Selain itu, Hari Raya Idul Fitri juga memicu peningkatan konsumsi masyarakat yang merupakan kontributor terbesar PDB. Di kuartal II lalu, pertumbuhan konsumsi tercatat sebesar 5,51% dengan distribusi ke PDB 51,47%.
Selanjutnya adalah pembentukan modal tetap bruto (PMTB) yang tumbuh 3,07% atau distribusi 27,31% dan ekspor tumbuh 19,74% atau distribusi 24,6%.
Secara umum suatu negara dikatakan mengalami resesi ketika PDB mengalami kontraksi dalam dua kuartal beruntun secara tahunan. Dengan PDB Indonesia yang masih tumbuh, bahkan lebih tinggi lagi, resesi tentunya semakin jauh dari Tanah Air.
HALAMAN SELANJUTNYA >>> Harga Minyak Mentah Jeblok, Resesi Makin Jauh!
Selain PDB yang masih tumbuh harga minyak mentah yang terus menurun tentunya membuat resesi semakin jauh. Harga minyak mentah yang tinggi merupakan salah satu faktor utama yang memicu risiko resesi, terutama di negara-negara Barat.
Harga minyak mentah jenis West Texas Intermediate (WTI) saat ini berada di kisaran US$ 88/barel, merosot lebih dari 32% dibandingkan rekor tertinggi dalam 14 tahun terakhir US$ 130/barel yang dicapai awal Maret lalu.
Begitu juga dengan minyak jenis Brent yang juga jeblok lebih dari 32% dari rekor tertinggi 14 tahun US$ 139/barel. Saat ini, Brent berada di kisaran US$ 94/barel.
Ketika harga minyak mentah tinggi, maka harga energi akan meningkat yang memicu terjadinya inflasi. Belum lagi dengan harga gas alam dan batu bara yang ikut meroket. Inflasi energi pun menjadi sangat tinggi, terutama di negara-negara Barat yang tidak memberikan subsidi.
Alhasil, dengan inflasi yang tinggi, daya beli masyarakat tergerus, dan bisa berdampak pada pelambatan ekonomi, hingga akhirnya resesi.
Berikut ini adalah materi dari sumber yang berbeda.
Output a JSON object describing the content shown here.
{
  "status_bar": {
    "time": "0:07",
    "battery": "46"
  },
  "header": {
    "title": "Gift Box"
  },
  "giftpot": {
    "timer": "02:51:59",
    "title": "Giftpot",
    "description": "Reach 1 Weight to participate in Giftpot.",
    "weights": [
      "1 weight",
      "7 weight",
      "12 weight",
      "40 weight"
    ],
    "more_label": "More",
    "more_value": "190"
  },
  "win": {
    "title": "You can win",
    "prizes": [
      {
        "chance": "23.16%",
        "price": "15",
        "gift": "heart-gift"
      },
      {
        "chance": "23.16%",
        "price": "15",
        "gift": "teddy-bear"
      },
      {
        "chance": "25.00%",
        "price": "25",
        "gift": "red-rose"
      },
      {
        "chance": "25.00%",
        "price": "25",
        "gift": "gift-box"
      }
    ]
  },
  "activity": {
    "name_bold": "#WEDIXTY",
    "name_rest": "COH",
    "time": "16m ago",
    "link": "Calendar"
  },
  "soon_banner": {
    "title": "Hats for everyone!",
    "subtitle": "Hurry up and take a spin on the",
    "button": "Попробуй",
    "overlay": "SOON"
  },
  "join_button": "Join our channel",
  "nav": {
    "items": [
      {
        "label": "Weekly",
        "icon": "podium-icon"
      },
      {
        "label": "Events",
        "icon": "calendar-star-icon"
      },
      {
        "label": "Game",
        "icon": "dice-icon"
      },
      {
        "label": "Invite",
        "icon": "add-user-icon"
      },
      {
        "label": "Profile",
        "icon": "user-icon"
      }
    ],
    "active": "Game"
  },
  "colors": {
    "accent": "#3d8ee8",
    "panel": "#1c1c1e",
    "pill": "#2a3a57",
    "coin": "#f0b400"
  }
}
Amerika Serikat sudah mengalaminnya. Pada pekan lalu PDB Amerika Serikat kuartal II-2022 dilaporkan mengalami kontraksi. Di kuartal I-2022 juga terjadi hal yang sama, artinya Amerika Serikat mengalami resesi, meski hal tersebut masih menjadi perdebatan akibat pasar tenaga kerja AS yang kuat.
Kontraksi tersebut terjadi akibat inflasi yang mencapai rekor tertinggi dalam 40 tahun terakhir.
Kini dengan harga minyak mentah yang merosot, tekanan inflasi energi tentunya menjadi berkurang.
Indonesia juga akan diuntungkan. Seperti diketahui, tingginya harga minyak mentah membuat pemerintah harus menambah subsidi energi agar tidak menaikkan harga Bahan Bakar Minyak (BBM) jenis Pertalite.
Hal tersebut dilakukan agar inflasi tidak meroket di dalam negeri, sehingga daya beli masyarakat bisa terjaga.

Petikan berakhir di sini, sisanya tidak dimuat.